Michigan Court of Appeals; Docket No. 211463; Unpublished  
Judges McDonald, Gage, and Talbot; Unanimous; Per Curiam  
Official Michigan Reporter Citation:  Not Applicable; Link to Opinion alt  

Not Applicable

Private Contract (Meaning and Intent)  

In this unanimous unpublished per curiam Opinion, the Court of Appeals upheld an exclusion contained in the liability coverage provisions of the applicable policy, which precluded coverage for any insured "using a vehicle without a reasonable belief that the insured is entitled to do so."

Robert Lovejoy, III, an underage, unlicensed minor, took his father's Ford Explorer without permission, and without a license, and collided with a vehicle operated by Atto, who was injured in the accident.

The Explorer was insured under a policy that provided insurance to Lovejoy's father and mother, and which extended coverage by way of its definition of "insured" as:

"1.        You or any family member for the ownership, maintenance or use of any auto or trailer.

2.        Any person using your covered auto."

The policy excluded liability coverage, however, for any insured "using a vehicle without a reasonable belief that insured is entitled to do so." Arnica Mutual Insurance Company denied coverage under the liability portion of the policy because Robert Lovejoy, III lacked a reasonable belief that he was entitled to use the Explorer. The insureds argued that the exclusion referred only to "a vehicle" and therefore did not encompass the Explorer, which the policy defined as a "covered auto."

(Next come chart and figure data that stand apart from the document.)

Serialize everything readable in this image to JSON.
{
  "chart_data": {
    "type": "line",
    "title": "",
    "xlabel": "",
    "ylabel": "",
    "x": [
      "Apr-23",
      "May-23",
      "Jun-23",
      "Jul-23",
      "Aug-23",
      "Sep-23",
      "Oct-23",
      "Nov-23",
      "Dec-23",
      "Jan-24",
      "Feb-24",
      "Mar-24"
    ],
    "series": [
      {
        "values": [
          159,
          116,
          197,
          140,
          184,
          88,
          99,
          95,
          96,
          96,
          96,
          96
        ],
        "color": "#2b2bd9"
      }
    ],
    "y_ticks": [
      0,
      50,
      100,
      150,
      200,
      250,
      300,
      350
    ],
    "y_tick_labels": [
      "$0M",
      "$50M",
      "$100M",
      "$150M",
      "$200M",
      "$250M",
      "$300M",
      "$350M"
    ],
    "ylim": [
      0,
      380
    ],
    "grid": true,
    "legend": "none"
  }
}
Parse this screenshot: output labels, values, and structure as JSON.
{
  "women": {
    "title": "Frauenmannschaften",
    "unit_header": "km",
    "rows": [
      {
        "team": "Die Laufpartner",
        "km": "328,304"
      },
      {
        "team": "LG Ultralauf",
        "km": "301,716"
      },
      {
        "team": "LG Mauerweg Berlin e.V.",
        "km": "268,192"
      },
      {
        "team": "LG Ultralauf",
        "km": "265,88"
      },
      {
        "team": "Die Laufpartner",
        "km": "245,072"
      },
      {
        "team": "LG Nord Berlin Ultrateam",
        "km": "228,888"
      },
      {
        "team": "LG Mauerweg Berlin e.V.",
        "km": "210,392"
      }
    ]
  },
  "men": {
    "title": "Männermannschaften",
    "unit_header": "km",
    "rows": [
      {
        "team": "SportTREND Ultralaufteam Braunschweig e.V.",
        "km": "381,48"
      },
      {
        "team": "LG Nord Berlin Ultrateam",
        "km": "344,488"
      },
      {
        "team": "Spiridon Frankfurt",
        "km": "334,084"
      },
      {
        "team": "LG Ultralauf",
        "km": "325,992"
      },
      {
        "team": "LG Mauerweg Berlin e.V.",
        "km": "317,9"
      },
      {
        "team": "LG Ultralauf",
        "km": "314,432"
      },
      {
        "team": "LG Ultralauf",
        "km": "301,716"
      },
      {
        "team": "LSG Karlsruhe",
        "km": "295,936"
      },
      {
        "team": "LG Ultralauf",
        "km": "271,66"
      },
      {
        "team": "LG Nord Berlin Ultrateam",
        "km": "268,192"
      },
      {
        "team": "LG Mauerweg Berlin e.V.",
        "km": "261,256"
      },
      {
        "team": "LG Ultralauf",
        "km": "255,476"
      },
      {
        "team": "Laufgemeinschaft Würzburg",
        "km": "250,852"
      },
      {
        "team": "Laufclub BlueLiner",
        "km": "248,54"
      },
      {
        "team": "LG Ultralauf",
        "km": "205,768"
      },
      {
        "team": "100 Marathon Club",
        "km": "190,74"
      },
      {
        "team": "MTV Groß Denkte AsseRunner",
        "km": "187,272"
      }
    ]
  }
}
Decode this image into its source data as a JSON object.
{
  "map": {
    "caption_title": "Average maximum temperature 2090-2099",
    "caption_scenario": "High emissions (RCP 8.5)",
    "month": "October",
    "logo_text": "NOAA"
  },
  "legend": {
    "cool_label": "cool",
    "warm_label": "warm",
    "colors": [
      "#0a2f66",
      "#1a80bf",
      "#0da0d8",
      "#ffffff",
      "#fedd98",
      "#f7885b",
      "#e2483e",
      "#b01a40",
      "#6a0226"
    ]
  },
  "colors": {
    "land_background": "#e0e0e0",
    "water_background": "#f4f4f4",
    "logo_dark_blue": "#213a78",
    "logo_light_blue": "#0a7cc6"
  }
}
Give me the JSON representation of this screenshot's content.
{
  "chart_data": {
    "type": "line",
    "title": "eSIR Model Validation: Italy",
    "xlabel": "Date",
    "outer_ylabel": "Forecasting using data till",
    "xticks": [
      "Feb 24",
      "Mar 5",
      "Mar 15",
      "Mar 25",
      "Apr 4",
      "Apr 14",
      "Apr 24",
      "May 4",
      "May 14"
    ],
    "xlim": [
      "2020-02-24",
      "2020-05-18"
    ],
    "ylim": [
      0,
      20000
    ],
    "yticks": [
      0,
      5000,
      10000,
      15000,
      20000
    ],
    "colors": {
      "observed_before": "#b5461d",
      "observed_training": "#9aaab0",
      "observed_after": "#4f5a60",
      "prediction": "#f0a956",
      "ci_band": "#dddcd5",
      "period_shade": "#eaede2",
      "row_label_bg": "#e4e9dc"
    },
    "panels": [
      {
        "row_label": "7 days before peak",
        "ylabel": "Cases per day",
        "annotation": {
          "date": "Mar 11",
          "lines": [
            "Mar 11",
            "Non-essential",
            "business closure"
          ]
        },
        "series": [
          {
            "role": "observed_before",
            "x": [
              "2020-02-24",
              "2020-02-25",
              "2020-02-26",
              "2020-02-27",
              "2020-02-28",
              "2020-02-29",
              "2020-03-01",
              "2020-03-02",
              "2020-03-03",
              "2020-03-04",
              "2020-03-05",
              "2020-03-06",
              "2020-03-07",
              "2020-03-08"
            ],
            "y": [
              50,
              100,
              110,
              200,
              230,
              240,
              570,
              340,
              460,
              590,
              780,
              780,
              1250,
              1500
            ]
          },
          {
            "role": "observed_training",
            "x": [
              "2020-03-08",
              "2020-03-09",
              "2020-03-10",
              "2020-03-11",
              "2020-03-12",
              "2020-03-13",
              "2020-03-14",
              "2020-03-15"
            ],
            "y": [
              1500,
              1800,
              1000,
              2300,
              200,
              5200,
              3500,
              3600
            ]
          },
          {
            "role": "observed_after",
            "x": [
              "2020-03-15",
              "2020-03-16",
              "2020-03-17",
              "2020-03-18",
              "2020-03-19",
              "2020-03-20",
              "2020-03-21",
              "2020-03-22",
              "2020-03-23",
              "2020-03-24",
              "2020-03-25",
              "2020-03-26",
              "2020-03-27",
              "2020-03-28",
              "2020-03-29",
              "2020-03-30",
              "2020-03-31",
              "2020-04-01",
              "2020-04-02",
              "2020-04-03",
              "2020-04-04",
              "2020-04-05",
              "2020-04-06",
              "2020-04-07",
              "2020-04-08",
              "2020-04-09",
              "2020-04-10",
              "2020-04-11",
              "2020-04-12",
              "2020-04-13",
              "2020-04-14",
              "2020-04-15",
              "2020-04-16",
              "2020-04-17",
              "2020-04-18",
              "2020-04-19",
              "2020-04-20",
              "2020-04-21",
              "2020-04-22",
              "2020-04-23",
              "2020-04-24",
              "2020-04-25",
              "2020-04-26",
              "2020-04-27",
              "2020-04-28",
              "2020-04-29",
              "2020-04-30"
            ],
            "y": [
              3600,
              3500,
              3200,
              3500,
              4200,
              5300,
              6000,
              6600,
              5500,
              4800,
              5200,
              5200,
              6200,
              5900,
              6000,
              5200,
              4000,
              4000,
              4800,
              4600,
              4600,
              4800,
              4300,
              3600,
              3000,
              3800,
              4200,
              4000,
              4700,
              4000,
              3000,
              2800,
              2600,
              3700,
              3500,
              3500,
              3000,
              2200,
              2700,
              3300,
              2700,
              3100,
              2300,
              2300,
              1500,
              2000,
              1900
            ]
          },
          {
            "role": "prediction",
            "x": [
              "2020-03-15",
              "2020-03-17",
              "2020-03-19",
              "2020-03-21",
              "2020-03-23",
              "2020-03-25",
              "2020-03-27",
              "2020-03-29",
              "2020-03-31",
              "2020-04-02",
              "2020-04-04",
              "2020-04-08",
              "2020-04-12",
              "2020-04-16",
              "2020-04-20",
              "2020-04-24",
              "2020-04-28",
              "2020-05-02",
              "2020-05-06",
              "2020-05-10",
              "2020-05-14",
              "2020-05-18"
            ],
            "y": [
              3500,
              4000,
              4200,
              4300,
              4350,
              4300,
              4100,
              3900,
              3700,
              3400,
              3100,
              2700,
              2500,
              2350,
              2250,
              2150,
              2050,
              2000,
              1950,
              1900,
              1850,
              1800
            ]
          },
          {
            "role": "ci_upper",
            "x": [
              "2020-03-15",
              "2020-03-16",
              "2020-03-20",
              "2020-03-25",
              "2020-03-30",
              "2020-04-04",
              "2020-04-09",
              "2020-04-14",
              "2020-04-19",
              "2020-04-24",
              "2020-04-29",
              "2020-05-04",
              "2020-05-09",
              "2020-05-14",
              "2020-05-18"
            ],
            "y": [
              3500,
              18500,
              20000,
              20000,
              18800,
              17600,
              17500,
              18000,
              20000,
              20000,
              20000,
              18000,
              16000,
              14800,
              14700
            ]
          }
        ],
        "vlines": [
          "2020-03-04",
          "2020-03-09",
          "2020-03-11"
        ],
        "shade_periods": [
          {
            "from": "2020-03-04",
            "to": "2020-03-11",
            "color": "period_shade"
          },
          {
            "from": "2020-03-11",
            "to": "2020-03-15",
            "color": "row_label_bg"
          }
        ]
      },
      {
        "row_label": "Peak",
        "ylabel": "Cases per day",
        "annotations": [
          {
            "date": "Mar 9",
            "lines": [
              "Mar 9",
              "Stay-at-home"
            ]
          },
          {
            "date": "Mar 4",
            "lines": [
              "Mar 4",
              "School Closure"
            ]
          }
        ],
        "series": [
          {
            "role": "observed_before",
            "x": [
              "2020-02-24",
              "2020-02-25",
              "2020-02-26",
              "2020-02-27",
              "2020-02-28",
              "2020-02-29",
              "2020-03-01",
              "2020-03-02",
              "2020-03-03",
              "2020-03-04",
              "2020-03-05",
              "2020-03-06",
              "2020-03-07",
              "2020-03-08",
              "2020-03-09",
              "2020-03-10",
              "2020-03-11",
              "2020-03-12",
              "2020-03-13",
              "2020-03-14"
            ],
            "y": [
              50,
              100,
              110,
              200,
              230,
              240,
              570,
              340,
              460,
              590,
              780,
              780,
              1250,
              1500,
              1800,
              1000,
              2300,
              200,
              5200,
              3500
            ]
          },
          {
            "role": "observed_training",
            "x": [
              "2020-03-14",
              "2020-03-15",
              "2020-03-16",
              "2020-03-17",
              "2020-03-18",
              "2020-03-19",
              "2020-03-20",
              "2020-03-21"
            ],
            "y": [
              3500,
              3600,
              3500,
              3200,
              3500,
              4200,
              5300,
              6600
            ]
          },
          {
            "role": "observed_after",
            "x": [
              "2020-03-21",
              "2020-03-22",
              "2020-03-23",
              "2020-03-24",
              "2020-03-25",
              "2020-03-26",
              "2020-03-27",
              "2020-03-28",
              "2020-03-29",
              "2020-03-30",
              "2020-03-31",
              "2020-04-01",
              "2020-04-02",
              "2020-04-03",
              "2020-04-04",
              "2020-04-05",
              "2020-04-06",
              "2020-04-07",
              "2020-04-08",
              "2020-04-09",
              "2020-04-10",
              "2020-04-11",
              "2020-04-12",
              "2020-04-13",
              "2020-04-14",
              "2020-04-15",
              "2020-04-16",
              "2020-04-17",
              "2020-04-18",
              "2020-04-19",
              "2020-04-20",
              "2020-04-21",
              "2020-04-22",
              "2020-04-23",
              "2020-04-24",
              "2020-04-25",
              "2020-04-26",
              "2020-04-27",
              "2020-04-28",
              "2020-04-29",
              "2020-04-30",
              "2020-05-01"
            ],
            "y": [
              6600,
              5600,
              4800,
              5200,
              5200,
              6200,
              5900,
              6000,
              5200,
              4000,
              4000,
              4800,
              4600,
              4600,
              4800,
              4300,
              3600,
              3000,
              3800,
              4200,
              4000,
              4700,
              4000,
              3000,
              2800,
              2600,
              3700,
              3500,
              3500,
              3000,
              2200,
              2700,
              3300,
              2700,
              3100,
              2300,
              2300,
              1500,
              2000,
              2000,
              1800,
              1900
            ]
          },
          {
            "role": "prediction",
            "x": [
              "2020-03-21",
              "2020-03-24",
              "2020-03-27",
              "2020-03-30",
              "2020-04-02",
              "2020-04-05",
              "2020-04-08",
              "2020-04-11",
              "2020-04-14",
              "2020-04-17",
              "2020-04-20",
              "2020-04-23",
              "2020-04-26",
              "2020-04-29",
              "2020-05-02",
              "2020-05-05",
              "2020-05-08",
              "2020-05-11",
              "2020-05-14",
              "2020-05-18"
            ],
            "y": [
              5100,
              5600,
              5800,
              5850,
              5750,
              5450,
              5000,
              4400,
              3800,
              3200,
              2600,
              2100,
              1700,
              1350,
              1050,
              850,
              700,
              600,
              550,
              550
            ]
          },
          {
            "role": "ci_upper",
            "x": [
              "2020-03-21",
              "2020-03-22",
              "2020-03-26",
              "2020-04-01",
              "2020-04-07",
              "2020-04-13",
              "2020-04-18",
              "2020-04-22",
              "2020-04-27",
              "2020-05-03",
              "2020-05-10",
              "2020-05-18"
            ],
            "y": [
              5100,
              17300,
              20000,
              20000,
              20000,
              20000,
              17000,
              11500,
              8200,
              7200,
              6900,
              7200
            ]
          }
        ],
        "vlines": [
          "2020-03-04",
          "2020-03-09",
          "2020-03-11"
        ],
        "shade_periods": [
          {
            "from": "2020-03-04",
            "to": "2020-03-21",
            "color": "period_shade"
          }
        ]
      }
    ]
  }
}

The Court of Appeals rejected this argument, and held that the use of the general, undefined term "vehicle" in the exclusion, rather than the specific, defined phrase "your covered auto," did not create an ambiguity under the policy language. The term vehicle commonly includes automobiles such as the Explorer at issue, and therefore, the court concluded that "vehicle" as used in the exclusion, unambiguously refers to and includes the Explorer. Therefore, the policy language was not ambiguous and must be enforced as written.